SpongebobNoPants · 23/12/2020 07:49

@Positivelypatient you’d expect so wouldn’t you, but I doubt that will happen. She’s fine now so I can’t see her agreeing to a test.
My DC is fine now too so their illnesses lasted a max of 72hrs, mine seems to be dragging on unfortunately.

OP posts:
AlternativePerspective · 23/12/2020 07:49

You lost my sympathy at the point you knowingly met up with a child who has recently been diagnosed with leucaemia. You do realise that if this child catches your cold his chemotherapy will be delayed which could impact his prognosis.

And no, saying the parent was aware you had a cold is irrelevant. You knew of the diagnosis, you had a responsibility not to meet up with this woman.

The rest pales into insignificance in comparison. If you test positive then you’ll have to deal, but even if you don’t, you didn’t have any issue meeting up with and putting vulnerable people’s lives at risk who are vulnerable even if they catch a cold...

SpongebobNoPants · 23/12/2020 07:55

Also we’re tier 3 so we’re allowed to meet for socially distanced walks in groups of up to 6.

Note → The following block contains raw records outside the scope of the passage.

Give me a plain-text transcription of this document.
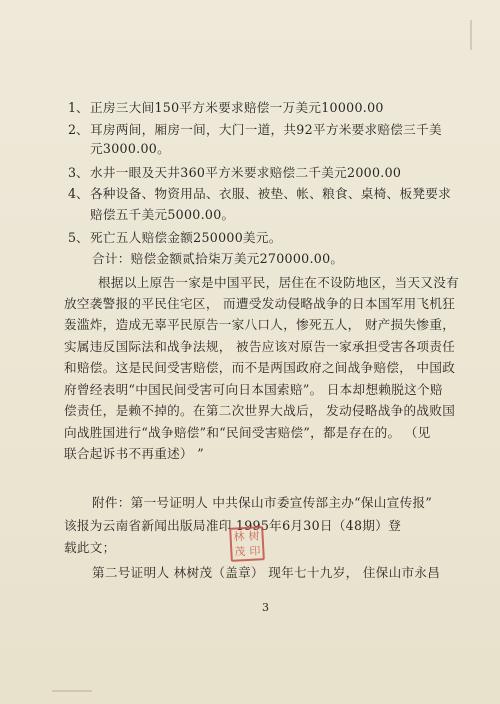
1、 正房三大间150平方米要求赔偿一万美元10000.00
2、 耳房两间，厢房一间，大门一道，共92平方米要求赔偿三千美
元3000.00。
3、 水井一眼及天井360平方米要求赔偿二千美元2000.00
4、 各种设备、物资用品、衣服、被垫、帐、粮食、桌椅、板凳要求
赔偿五千美元5000.00。
5、 死亡五人赔偿金额250000美元。
合计：赔偿金额贰拾柒万美元270000.00。
根据以上原告一家是中国平民，居住在不设防地区，当天又没有
放空袭警报的平民住宅区， 而遭受发动侵略战争的日本国军用飞机狂
轰滥炸，造成无辜平民原告一家八口人，惨死五人， 财产损失惨重，
实属违反国际法和战争法规， 被告应该对原告一家承担受害各项责任
和赔偿。这是民间受害赔偿，而不是两国政府之间战争赔偿， 中国政
府曾经表明“中国民间受害可向日本国索赔”。 日本却想赖脱这个赔
偿责任，是赖不掉的。在第二次世界大战后， 发动侵略战争的战败国
向战胜国进行“战争赔偿”和“民间受害赔偿”，都是存在的。 （见
联合起诉书不再重述） ”
附件：第一号证明人 中共保山市委宣传部主办“保山宣传报”
该报为云南省新闻出版局准印 1995年6月30日（48期）登
载此文；
第二号证明人 林树茂（盖章） 现年七十九岁， 住保山市永昌
林 树
茂 印
3
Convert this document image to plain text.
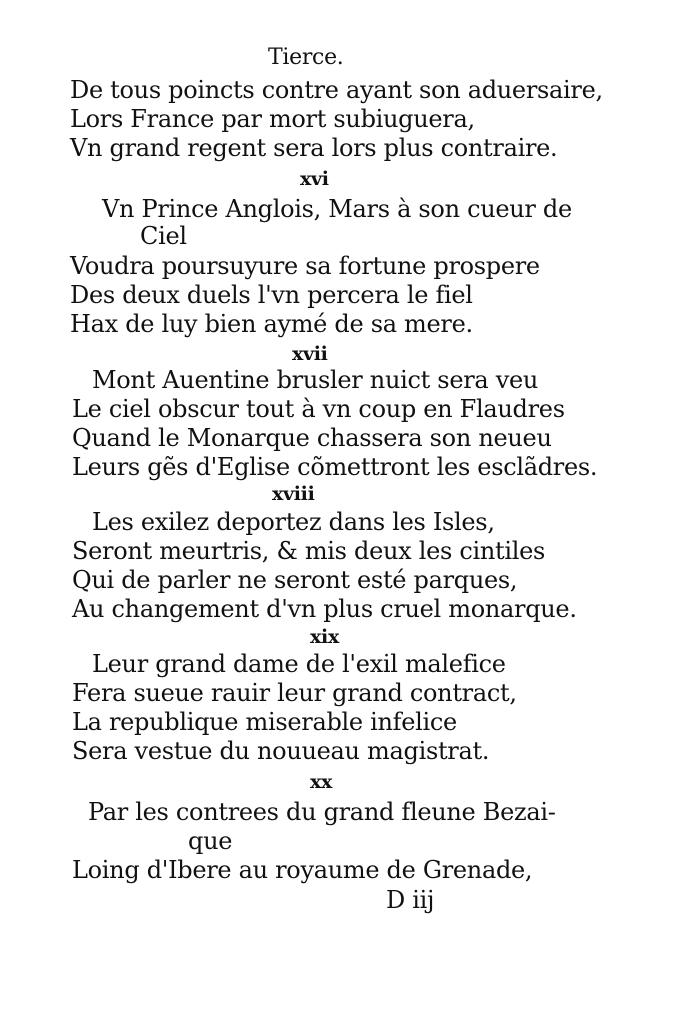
Tierce.
De tous poincts contre ayant son aduersaire,
Lors France par mort subiuguera,
Vn grand regent sera lors plus contraire.
xvi
Vn Prince Anglois, Mars à son cueur de
Ciel
Voudra poursuyure sa fortune prospere
Des deux duels l'vn percera le fiel
Hax de luy bien aymé de sa mere.
xvii
Mont Auentine brusler nuict sera veu
Le ciel obscur tout à vn coup en Flaudres
Quand le Monarque chassera son neueu
Leurs gẽs d'Eglise cõmettront les esclãdres.
xviii
Les exilez deportez dans les Isles,
Seront meurtris, & mis deux les cintiles
Qui de parler ne seront esté parques,
Au changement d'vn plus cruel monarque.
xix
Leur grand dame de l'exil malefice
Fera sueue rauir leur grand contract,
La republique miserable infelice
Sera vestue du nouueau magistrat.
xx
Par les contrees du grand fleune Bezai-
que
Loing d'Ibere au royaume de Grenade,
D iij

My youngest DC is also in the same class as my friend’s sick child and they had been playing with each other all day at school on Friday and after school on our walk.
Child had some concerning bruises, friend asked my advice and took him to A&E Saturday morning when more appeared and then a diagnosis was received by Saturday night although the exact type he has hasn’t yet been identified.
It all happened so quickly and believe it or not, bar the bruising the child showed no other signs of being ill. He’s still surprisingly ok which is positive because it appears to be have been diagnosed in the very early stages.

OP posts:
SpongebobNoPants · 23/12/2020 07:59

You do realise that if this child catches your cold his chemotherapy will be delayed which could impact his prognosis
Yes I’m fully aware. I was nowhere near his mother and we both wore masks and she was hysterical. I spent the majority of the time sat at the other end of her driveway, she just needed someone to vent to.

They both had Covid tests on Sunday before being allowed to be transferred to the children’s hospital which came back negative by it’s still a worry.

OP posts:
ZenNudist · 23/12/2020 08:02
  1. It's not your fault if you are ill
2 tell the SC to stay away for their own good. Even if it's not Covid they dont need a shitty cold and neither does their dm.
  1. Arrange a zoom call for Christmas day and see them in person midweek.
SpongebobNoPants · 23/12/2020 08:02

You lost my sympathy at the point you knowingly met up with a child who has recently been diagnosed with leucaemia
I didn’t meet up with a child diagnosed with leukaemia, I saw him the day before his diagnosis and saw his mother from a distance the day afterwards because she was an emotional wreck. At least 2m at all times, the length of a driveway for most of it.